Europa, dieses aus Griechenland kommende Mädchen mit den großen Augen, ist eine faszinierende Vision, und wenn man die Nationalstaaten überwinden will, wohl unabdingbar. Nur, was ist Europa? Ein Bundesgebilde, eine Wertegemeinschaft, ein Wirtschaftsraum? Ein Hort für Wissen, Menschenrechte und soziale Gerechtigkeit oder eine Freihandelszone? Und was will Europa? Der reichste und mächtigste Kontinent werden? Oder seine Werte in die Welt tragen? Aber welche Werte wären das? Kulturelle und religiöse Vielfalt, Umweltschutz, Verantwortung?

In Salzburg trafen sich an Mozarts 250stem Geburtstag höchstrangige Politiker mit Künstlern, Philosophen und Wissenschaftlern, um eben darüber zu diskutieren. Zumindest war das so geplant. Von der Idee her wunderbar und mehr als begrüßenswert. Dass die Veranstaltung dann größtenteils zu einer Statement-Absonderungs-Bühne für Politiker verkommen ist, wo vor allem die Kunst Dinge zu zerreden in höchster Meisterschaft vorexerziert wurde, ist die andere, für die Problematik Europas wohl nicht untypische Seite. So klang im Sound of Europe auch der Sand [Saund] mit, der im europäischen Getriebe knirscht, und den wegzureden sich alle so bemüht hatten.

Sa(u)nd im EU-Getriebe?

Noch bevor der erste Redner auf der Bühne stand, war schon Auschwitz in den Notizblock von Michael Nyman, neben dem ich die Ehre hatte zu sitzen, gekritzelt. Und es stimmt. Kann man Europa ohne Auschwitz, ohne Holocaust denken und begreifen? Ist die damit verbundene Identitätskrise mit Euro, Ostöffnung und einer europäischen Verfassung überwindbar?
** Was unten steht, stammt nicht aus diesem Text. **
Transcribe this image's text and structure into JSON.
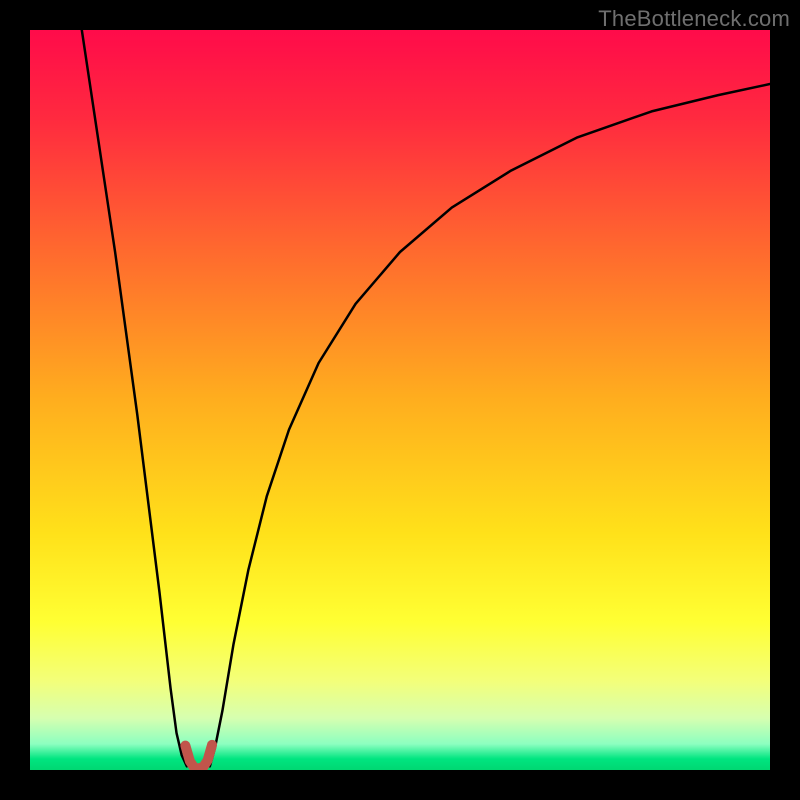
{
  "watermark": "TheBottleneck.com",
  "chart_data": {
    "type": "line",
    "title": "",
    "xlabel": "",
    "ylabel": "",
    "xlim": [
      0,
      100
    ],
    "ylim": [
      0,
      100
    ],
    "grid": false,
    "legend_position": "none",
    "gradient_stops": [
      {
        "offset": 0.0,
        "color": "#ff0b4a"
      },
      {
        "offset": 0.12,
        "color": "#ff2a3f"
      },
      {
        "offset": 0.3,
        "color": "#ff6a2e"
      },
      {
        "offset": 0.5,
        "color": "#ffae1e"
      },
      {
        "offset": 0.68,
        "color": "#ffe11a"
      },
      {
        "offset": 0.8,
        "color": "#ffff33"
      },
      {
        "offset": 0.88,
        "color": "#f3ff7a"
      },
      {
        "offset": 0.93,
        "color": "#d6ffb0"
      },
      {
        "offset": 0.965,
        "color": "#8cffc0"
      },
      {
        "offset": 0.985,
        "color": "#00e580"
      },
      {
        "offset": 1.0,
        "color": "#00d772"
      }
    ],
    "series": [
      {
        "name": "left-branch",
        "stroke": "#000000",
        "width": 2.5,
        "x": [
          7.0,
          8.5,
          10.0,
          11.5,
          13.0,
          14.5,
          16.0,
          17.5,
          19.0,
          19.8,
          20.5,
          21.2
        ],
        "y": [
          100.0,
          90.0,
          80.0,
          70.0,
          59.0,
          48.0,
          36.0,
          24.0,
          11.0,
          5.0,
          2.0,
          0.5
        ]
      },
      {
        "name": "right-branch",
        "stroke": "#000000",
        "width": 2.5,
        "x": [
          24.3,
          25.0,
          26.0,
          27.5,
          29.5,
          32.0,
          35.0,
          39.0,
          44.0,
          50.0,
          57.0,
          65.0,
          74.0,
          84.0,
          93.0,
          100.0
        ],
        "y": [
          0.5,
          3.0,
          8.0,
          17.0,
          27.0,
          37.0,
          46.0,
          55.0,
          63.0,
          70.0,
          76.0,
          81.0,
          85.5,
          89.0,
          91.2,
          92.7
        ]
      },
      {
        "name": "valley-marker",
        "stroke": "#c1554b",
        "width": 10,
        "x": [
          21.0,
          21.6,
          22.2,
          22.8,
          23.4,
          24.0,
          24.6
        ],
        "y": [
          3.3,
          1.2,
          0.3,
          0.2,
          0.4,
          1.3,
          3.4
        ]
      }
    ]
  }
}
Europa, wie ich es verstehe, kann sich nur über die geistigen Werte definieren, über Menschenrechte, Demokratie, Laizismus, Bildung, Kultur, soziale Gerechtigkeit, und dieses Europa gehört dann auch in die Türkei, nach Russland, Israel, Nordafrika, Südamerika - also auf die ganze Welt. Nur, wie will sich das durchsetzen gegen ein militärisches Amerika und ein marktwirtschaftliches Asien?

Die Bühne im Kongress-Center in Salzburg glich einem überdimensionierten Klarsichthandschuh - oder war es ein Kondom? Ein Alien? Eine Fruchtblase? Unten, bei den Delegierten, wehten Mundgeruchwinde, Brisen übersäuerter Mägen, die davon zeugten, dass die Eingeladenen, die Mächtigen, alle um die 50 oder schon darüber waren. Man sprach von der Wichtigkeit der Kunst, davon, dass sie ständig unsere Sicherheiten infrage stellen müsse, ohne sie aber erst zu Wort kommen zu lassen - schließlich sollte die Veranstaltung nicht entgleisen. Wir müssen begreifen, sagte einer, der glaubte es begriffen zu haben, während ein anderer, dem man das auch ansah, meinte, dass es uns noch nie so gut gegangen sei wie eben jetzt.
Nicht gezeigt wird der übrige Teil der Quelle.